Aku menciptakan kata mustahil itu sendiri, aku yang tidak percaya keajaiban, aku tetaplah aku, gadis yang tidak memiliki kemampuan apa-apa dan tidak akan pernah menjadi apa-apa. Aku menelan sumpahku sebagai keturunan hebat ibu kita kartini dan ratu kalinyamat, wanita hebat kesohor ditempatku.

Sisi hatiku yang lain tertawa keras-keras mengejekku, aku mulai menyalahkan setiap orang lalu mulai mengutuki diriku sendiri, aku sungguh mengecewakan, kubenamkan wajahku dalam tangis. Aku mengaku-aku punya cita-cita tapi cita-citaku nyatanya tak cukup kuat, aku menyesal!

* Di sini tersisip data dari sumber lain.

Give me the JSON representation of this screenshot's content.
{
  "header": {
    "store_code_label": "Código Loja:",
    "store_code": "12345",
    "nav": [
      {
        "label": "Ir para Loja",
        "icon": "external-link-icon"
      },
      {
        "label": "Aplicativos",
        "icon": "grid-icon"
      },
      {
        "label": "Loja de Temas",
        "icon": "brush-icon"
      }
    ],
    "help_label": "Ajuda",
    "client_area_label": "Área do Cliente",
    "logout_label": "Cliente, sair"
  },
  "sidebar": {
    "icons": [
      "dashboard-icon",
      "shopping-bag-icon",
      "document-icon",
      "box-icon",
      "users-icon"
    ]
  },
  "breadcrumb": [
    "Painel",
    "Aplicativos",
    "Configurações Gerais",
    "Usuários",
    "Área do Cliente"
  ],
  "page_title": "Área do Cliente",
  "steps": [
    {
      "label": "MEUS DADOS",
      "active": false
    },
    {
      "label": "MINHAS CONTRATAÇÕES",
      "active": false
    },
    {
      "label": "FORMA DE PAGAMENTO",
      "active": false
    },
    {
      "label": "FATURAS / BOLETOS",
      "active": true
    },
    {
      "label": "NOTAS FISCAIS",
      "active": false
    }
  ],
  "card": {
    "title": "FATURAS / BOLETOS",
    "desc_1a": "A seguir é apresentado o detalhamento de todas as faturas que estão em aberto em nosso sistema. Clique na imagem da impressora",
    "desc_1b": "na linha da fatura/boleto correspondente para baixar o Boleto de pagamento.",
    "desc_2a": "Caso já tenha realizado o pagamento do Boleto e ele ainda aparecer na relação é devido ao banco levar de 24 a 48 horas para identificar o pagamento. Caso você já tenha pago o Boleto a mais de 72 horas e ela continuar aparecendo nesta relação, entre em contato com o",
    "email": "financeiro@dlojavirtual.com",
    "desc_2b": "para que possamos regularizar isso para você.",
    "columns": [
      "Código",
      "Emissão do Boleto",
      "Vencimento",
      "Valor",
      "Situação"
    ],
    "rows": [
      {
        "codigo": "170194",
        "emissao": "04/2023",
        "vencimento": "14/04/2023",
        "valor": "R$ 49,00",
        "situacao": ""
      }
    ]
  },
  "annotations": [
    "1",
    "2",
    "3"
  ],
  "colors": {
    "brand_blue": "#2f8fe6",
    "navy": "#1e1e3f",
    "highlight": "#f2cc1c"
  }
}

Aku menendang-nendang kaleng bekas minuman dijalanan, pulang sekolah dengan baju biru putihku yang kini telah berubah dari putih menjadi kekuningan. Kartika berjalan disampingku, memainkan dedaunan yang diambilnya tiap kali ia lewat.

"Bayu ?" tanyaku pada Tika, Tika menoleh ke belakang, aku mengikutinya menoleh, temanku itu berjalan agak menjauh dari kami berdua, tidak biasanya ia begitu, biasanyapun kami akan berjalan berdampingan, tertawa keras-keras dan saling bekerjaran seperti anak kecil.

"Hari ini kita ada jadwal nyari jamur. Kita start dirumahmu Him, nyarinya dari sawah barat" cerocos Tika, aku hanya mengangguk, Tika sengaja mengeraskan suaranya agar Bayu yang berada jauh dibelakangku bisa mendengar.

"Kenapa sih si Bayu ?" tanyaku, Tika mengangkat Bahunya.

"KUDISAN KALI ! BISULAN JUGA !!" teriak Tika, sengaja agar Bayu bisa mendengar, aku hanya menggeleng-gelengkan kepalaku. Kami bertiga berpisah dipersimpangan rumah masing-masing. Aku menatap punggung ketiga sahatku itu, manusia-manusia seperti mereka tidak akan pernah kutemui dimanapun nantinya aku berpijak.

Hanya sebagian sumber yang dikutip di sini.